Le repas se termine par les 13 desserts, seuls mets servis en abondance.

• la représentation des ordres religieux, les 4 mendiants (li pachichoi) : leur couleur sombre

rappelant celle des robes des ordres des mendiants :

- les noix ou noisettes représentent l’ordre des Augustins,

- les amandes celui des Carmes,

- les figues sèches, celui des Franciscains,

- les raisins secs symbolisent l’ordre des Dominicains.

• Le nougat noir, représentant les pénitents noir

• le nougat blanc, les pénitents blancs

• les dates, dont le petit rond sur le noyau représente la bouche de l’enfant Jésus qui après les avoir goûté aurait dit : « Ô ! Que c’est bon ! »

• la pâte de coing,

• les oranges,

• le raisin blanc d’hiver,

• les fruits confits ou fruits de saison,

• le gégéri ou meraviho en confitures,

• la panade, typique au Comtat Venaissin remplacée par la pompe à huile à Marseille et dans le reste de la Provence qui doit se rompre à la main et non se couper au couteau ce qui apporterait la ruine sur l’année suivante.

On sert avec du vin cuit symbole du sang du christ.

Selon la tradition, tous les plats doivent être disposés sur la table au début du repas, y compris les 13 desserts.

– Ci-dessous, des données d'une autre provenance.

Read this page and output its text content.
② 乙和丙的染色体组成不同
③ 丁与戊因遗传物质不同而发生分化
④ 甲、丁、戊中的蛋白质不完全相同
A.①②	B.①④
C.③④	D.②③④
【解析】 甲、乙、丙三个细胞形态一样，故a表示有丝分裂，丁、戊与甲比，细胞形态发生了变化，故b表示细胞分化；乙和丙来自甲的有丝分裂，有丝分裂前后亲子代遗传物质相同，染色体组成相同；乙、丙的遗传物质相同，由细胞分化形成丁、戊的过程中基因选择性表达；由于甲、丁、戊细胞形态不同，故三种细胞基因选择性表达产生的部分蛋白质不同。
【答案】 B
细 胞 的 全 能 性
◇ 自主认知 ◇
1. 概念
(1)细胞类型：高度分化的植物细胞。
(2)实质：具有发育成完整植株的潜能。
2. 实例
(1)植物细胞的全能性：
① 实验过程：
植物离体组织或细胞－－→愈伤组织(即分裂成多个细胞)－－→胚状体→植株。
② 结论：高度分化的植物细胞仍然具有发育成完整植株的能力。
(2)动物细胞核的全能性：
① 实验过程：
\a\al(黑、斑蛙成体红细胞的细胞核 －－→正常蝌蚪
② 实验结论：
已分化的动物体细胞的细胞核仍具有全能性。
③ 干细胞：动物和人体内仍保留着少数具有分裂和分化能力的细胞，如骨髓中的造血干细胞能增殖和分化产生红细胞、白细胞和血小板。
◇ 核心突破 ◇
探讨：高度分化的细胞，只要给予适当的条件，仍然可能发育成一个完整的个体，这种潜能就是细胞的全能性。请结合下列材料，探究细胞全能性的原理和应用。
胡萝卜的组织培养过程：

Enfin, il est de coutume de ne pas desservir, mais simplement de relever les coins de la nappe de dessus, afin de permettre aux âmes des morts et aux petits anges de venir se restaurer ! Attention si on laisse un pan de la nappe trainer parterre c’est le diable qui montera manger des enfers !

L’Epiphanie

L’Epiphanie symbolise l’arrivée des rois mages, Melchior, Gaspard et Balthazar, à l’étable où est né

l’Enfant Jésus. Ils suivirent l’étoile du Berger qui les guida jusqu’à Bethléem, en Galilée. Ils

s’agenouillèrent devant Jésus et lui offrirent leurs présents.

De nos jours on célèbre l’arrivée des rois mages par le gâteau des rois. En Provence, il s’agit d’une brioche parsemée de fruits confits et de sucre. On dispose à l’intérieur du gâteau une fève et un santon. La personne qui trouve la fève devient le roi et celle qui obtient le santon est alors son sujet.

La chandeleur

Les traditions de Noël en Provence prennent fin avec la Chandeleur, c’est à ce moment là que les crèches sont retirées des maisons.

La Chandeleur célèbre la présentation de Jésus au temple. En Provence, la tradition veut que l’on aille faire bénir une chandelle et l’on doit rentrer dans nos maisons sans que celle-ci ne s’éteigne,

sinon c’est un signe de mauvais présage. Ensuite, c’est le moment des crêpes ; lors de la réalisation de la première crêpe, on tient dans l’une de ses mains une pièce et dans l’autre on fait sauter la crêpe.

On place alors la pièce à l’intérieur de la crêpe que l’on enroule et garde jusqu’à l’an prochain. La crêpe de l’année passée est jetée et la pièce donnée à un pauvre.